My experience with django-mptt

Summary
In my recent projects using django-mptt, I found it to be a double-edged sword: it simplifies adding tree structures to models by automating much of the process but introduces significant complexity due to its 'magic'. It's recommended to use `MPTTModel` subclassing and avoid `mptt.register` due to maintenance concerns. For threaded comments, prefer a simple self-referential foreign key. Use raw SQL for bulk imports to avoid performance issues caused by auto tree-rebalancing during saves, and then use `MyModel.tree.rebuild()` to manually trigger rebalancing. Despite its potential, it's best to start without django-mptt and adopt it only if necessary, while hoping for further improvements to reduce its complexity and better document its features.

In the past few months, I’ve inherited two projects which used django-mptt, a toolkit for adding trees to Django models. Here’s my experience so far:

mptt is full of magic

That’s both good and bad. Good because it does a lot for you. Bad because it’s difficult to find out what that is. By becoming an MPTTModel you magically get four new database fields, tens of methods, and a whole new manager, grafted on to your model.

The project is making an effort to reduce the magic, for example by switching from signals to method overrides, which simplifies things significantly.

You should always subclass MPTTModel, and never, never use the mptt.register(MyModel) approach. The docs recommend against it, and the core developers tried to remove it. To answer the example given for it’s necessity, if you need Django’s built-in Group to be hierarchical, create your own group which extends MPTTModel, and has a foreign key to the built-in Group.

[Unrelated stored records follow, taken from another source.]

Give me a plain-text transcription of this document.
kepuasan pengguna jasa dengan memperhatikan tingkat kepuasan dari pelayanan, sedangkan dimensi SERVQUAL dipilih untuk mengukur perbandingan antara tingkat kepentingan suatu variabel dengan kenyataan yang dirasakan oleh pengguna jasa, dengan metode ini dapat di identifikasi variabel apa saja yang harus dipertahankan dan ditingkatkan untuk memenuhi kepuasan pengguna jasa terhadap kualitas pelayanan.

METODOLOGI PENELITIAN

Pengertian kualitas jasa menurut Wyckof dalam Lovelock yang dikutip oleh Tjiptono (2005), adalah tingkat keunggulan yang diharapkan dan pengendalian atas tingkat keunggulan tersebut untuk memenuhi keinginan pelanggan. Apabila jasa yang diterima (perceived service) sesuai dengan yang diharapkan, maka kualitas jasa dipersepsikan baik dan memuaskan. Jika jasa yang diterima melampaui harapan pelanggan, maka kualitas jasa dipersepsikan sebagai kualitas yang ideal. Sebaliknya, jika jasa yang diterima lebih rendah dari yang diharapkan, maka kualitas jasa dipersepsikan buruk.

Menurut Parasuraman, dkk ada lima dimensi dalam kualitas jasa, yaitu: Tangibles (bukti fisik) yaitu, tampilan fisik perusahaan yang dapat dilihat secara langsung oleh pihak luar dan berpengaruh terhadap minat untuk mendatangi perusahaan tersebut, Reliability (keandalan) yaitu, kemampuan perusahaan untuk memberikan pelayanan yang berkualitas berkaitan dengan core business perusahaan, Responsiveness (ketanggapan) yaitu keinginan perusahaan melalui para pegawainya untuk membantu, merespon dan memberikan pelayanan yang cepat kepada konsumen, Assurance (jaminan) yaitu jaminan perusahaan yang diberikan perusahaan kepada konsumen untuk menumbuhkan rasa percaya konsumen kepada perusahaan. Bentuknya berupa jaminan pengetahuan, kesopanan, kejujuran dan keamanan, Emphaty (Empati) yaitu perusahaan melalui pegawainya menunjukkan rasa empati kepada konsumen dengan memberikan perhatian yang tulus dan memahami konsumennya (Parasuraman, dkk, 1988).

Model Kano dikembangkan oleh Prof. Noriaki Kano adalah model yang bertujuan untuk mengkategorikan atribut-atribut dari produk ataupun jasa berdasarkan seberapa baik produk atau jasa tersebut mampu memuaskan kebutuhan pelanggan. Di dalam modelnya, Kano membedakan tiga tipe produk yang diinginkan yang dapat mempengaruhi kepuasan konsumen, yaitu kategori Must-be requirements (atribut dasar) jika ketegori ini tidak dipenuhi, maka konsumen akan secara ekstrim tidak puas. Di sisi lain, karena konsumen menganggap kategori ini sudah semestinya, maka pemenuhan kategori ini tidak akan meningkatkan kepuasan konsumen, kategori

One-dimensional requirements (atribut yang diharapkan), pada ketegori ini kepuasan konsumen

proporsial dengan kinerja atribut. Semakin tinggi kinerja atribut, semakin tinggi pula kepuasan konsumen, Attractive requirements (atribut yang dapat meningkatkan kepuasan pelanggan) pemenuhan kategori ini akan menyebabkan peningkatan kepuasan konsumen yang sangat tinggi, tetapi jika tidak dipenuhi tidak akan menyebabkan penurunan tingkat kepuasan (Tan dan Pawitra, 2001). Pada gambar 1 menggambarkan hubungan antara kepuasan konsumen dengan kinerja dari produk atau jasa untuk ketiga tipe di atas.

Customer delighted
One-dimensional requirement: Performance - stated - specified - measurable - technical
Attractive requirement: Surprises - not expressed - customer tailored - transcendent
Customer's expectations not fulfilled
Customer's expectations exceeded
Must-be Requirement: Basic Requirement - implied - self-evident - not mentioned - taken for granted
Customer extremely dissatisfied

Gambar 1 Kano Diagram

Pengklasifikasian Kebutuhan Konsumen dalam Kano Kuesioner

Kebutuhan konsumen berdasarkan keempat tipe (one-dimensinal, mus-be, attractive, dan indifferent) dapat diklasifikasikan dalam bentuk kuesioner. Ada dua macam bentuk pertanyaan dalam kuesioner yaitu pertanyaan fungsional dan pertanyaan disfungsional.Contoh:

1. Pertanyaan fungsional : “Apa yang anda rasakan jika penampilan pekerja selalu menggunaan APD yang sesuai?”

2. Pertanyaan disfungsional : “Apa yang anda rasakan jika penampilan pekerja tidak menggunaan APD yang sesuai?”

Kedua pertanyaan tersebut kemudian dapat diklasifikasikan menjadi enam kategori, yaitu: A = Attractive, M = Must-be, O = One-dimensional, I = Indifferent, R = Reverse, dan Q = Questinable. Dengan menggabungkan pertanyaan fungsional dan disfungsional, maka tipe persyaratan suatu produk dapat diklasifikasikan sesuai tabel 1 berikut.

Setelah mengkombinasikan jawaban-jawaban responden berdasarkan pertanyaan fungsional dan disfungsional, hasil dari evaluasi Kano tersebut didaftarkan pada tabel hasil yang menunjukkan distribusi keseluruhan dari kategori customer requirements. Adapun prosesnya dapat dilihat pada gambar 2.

Maybe you just wanted a foreign key to self

If you just want something like threaded comments, add this to your model:

parent = models.ForeignKey('self')

The intent will be immediately clear to those that come after you.

You should always start with the parent foreign key. If performance is a big problem later on, and you’re already de-normalized the important fields, then by all means add in mptt. It’s an optimization, and one that will cost you in maintainability, so be sure that cost is worth paying.

Do bulk imports in raw sql

Every time you save an MPTTModel, it will re-balance it’s tree. That makes saves slow and database intensive. If you’re doing bulk imports, you’ll need to switch to raw SQL, and then re-balance the tree afterwards.

If you try and create MPTTModel objects from many processes concurrently, you’ll get deadlocks in the tree re-balancing code. As above, do your heavy lifting in raw SQL.

Use MyModel.tree.rebuild() to rebuild your tree

There’s an undocumented method which will balance your tree. Use this after raw SQL inserts for example: TreeManager.rebuild.

Note that there’s probably a very good reason it’s undocumented. You’re on you’re own.

Conclusion so far

My experience with it so far tells me there’s a small class of problems where django-mptt would be fantastic. There’s also projects where it adds more complexity that it removes. Please start your project without it, and only add it when it’s really needed.

There three bigs thing I would love to see django-mptt do are:

  1. Keep removing the magic, aggressively.

  2. Provide a way to temporarily switch off tree balancing to speed up inserts.

  3. Document TreeManager.rebuild, or document why it’s dangerous.

I realize I am being a bad open-source citizen here by providing suggestions as text instead of pull requests, and I apologize. Like everyone else, I am short on time.